Nella tendopoli di San Ferdinando, in cui sono state realizzate abusivamente anche alcune baracche in legno, vivono attualmente, secondo stime della Polizia, rispetto a una capienza massima fissata in 300 persone, 350 migranti africani, molti dei quali impegnati nei lavori agricoli ed altri in attività di fortuna.
Dopo aver concluso un giro di consultazioni con la Regione Calabria ed i Comuni di San Ferdinando e di Gioia Tauro e sentite le organizzazioni che si occupano di assistenza ai migranti, il prefetto di Reggio Calabria ha dichiarato all’Ansa che la tendopoli per migranti verrà smantellata.
“Aspettiamo che la Regione Calabria – aggiunge Mariani – metta a disposizione i fondi per varare un progetto di accoglienza e di residenza, utilizzando alcuni beni confiscati. L’idea di fondo resta quella di offrire ai migranti strutture di residenza che assicurino dignità. Si tratta di individuare strutture abitative già esistenti da ripristinare e trasformare in foresterie, con la disponibilità dei servizi essenziali”.

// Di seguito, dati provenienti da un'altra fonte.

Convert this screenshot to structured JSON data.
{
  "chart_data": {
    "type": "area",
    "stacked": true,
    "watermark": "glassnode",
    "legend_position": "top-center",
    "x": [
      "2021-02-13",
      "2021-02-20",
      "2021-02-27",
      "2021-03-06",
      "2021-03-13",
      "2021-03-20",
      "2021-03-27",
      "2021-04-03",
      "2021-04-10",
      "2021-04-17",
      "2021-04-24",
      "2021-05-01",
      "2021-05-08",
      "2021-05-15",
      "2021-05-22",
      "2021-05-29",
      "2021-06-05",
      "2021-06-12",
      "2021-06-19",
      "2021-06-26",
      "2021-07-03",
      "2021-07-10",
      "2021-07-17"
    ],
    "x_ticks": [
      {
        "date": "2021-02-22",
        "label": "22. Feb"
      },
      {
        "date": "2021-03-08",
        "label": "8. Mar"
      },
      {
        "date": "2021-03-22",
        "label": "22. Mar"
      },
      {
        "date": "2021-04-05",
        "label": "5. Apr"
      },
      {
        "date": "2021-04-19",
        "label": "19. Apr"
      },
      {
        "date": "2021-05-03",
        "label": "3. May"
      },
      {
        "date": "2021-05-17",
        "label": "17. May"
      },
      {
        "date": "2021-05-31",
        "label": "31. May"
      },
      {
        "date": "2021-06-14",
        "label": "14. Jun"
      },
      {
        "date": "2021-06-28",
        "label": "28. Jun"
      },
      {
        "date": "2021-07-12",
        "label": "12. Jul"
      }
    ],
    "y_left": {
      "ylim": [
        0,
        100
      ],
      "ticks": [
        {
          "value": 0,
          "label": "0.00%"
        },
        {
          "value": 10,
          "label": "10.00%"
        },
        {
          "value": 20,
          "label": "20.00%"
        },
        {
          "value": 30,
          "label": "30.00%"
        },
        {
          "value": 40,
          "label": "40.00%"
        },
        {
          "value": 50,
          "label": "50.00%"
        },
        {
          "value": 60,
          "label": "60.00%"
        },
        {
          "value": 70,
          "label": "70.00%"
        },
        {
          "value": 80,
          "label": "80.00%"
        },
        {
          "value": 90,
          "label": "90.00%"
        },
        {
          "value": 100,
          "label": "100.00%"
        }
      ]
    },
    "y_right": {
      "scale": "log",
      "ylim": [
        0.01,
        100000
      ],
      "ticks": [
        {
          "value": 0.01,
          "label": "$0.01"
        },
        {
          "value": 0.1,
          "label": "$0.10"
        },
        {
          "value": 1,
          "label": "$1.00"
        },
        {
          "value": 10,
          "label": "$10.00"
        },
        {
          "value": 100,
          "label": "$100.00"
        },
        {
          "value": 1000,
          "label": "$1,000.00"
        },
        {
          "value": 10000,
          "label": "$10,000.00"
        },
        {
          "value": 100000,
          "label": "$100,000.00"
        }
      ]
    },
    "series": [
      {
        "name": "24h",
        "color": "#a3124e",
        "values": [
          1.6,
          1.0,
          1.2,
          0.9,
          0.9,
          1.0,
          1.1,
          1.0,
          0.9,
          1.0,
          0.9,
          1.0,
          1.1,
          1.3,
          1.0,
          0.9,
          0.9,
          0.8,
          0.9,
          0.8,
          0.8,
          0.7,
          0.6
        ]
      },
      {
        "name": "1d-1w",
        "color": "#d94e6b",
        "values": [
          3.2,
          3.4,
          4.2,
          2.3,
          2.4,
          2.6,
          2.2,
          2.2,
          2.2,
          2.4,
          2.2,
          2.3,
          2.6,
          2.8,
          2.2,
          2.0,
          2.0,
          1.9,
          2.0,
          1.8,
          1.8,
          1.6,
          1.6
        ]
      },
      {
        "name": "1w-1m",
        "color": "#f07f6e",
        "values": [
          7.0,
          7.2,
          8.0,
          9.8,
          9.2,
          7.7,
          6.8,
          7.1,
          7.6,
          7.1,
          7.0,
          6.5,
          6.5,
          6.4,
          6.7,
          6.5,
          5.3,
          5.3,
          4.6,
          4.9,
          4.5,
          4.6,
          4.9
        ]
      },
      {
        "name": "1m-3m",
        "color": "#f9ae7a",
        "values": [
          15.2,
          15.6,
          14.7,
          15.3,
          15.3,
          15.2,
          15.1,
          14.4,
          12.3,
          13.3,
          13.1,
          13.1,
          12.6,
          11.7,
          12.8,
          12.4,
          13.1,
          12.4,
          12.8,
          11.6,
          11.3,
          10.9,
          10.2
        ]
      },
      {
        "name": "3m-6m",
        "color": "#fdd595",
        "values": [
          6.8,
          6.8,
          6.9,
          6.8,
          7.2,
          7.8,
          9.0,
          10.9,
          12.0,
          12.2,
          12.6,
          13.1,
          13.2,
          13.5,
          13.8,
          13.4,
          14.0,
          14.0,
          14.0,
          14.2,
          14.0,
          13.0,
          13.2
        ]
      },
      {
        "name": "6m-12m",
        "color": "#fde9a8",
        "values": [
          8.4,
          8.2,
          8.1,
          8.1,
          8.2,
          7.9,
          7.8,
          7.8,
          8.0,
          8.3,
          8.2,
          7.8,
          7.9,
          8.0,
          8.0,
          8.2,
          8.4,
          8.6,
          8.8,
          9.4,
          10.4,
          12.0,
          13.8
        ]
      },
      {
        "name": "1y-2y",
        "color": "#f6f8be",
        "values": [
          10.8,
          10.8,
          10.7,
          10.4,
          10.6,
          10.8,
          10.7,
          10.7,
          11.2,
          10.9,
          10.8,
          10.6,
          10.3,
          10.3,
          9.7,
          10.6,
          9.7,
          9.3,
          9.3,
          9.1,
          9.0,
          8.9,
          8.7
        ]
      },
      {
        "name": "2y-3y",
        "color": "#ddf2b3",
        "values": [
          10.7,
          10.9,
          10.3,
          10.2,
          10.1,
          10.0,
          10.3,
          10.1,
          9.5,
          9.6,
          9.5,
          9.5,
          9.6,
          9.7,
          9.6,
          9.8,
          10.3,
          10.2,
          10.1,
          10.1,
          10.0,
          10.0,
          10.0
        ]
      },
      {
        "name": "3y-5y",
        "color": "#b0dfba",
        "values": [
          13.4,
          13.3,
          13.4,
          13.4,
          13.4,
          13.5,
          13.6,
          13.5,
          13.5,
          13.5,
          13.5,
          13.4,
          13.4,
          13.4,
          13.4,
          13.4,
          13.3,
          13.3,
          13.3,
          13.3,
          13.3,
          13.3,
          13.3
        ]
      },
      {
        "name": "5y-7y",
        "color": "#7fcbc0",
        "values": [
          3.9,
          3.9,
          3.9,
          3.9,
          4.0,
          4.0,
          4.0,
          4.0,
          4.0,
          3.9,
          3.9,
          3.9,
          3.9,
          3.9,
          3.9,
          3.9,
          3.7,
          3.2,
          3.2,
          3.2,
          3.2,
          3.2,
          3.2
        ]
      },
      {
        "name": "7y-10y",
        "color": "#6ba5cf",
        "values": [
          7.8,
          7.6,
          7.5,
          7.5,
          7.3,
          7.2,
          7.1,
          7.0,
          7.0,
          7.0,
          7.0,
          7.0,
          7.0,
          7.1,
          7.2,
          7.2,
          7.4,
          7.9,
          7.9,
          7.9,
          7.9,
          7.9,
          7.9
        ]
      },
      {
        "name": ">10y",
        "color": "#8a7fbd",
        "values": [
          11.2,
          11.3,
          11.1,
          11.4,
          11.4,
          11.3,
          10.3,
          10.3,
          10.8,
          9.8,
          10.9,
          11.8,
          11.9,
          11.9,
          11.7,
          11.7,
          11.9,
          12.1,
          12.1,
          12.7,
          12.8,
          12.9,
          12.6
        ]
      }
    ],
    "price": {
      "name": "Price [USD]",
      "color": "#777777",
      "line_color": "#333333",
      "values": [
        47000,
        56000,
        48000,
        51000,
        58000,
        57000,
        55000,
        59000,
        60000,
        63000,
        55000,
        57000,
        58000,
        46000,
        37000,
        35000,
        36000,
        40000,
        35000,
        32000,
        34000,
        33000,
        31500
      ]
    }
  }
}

Intanto il presidente della Regione Calabria promuove un tavolo per risolvere il problema. “Bene ha fatto – ha dichiarato Roberto Occhiuto – il prefetto di Reggio Calabria, Massimo Mariani, ad annunciare l’imminente smantellamento della tendopoli per migranti di San Ferdinando, nella Piana di Gioia Tauro. Non è accettabile che nel 2022 possa ancora esistere un luogo nel quale non viene assicurata la legalità, la dignità dell’individuo, la possibilità di una normale convivenza civile. La Regione Calabria è pronta a fare la sua parte.”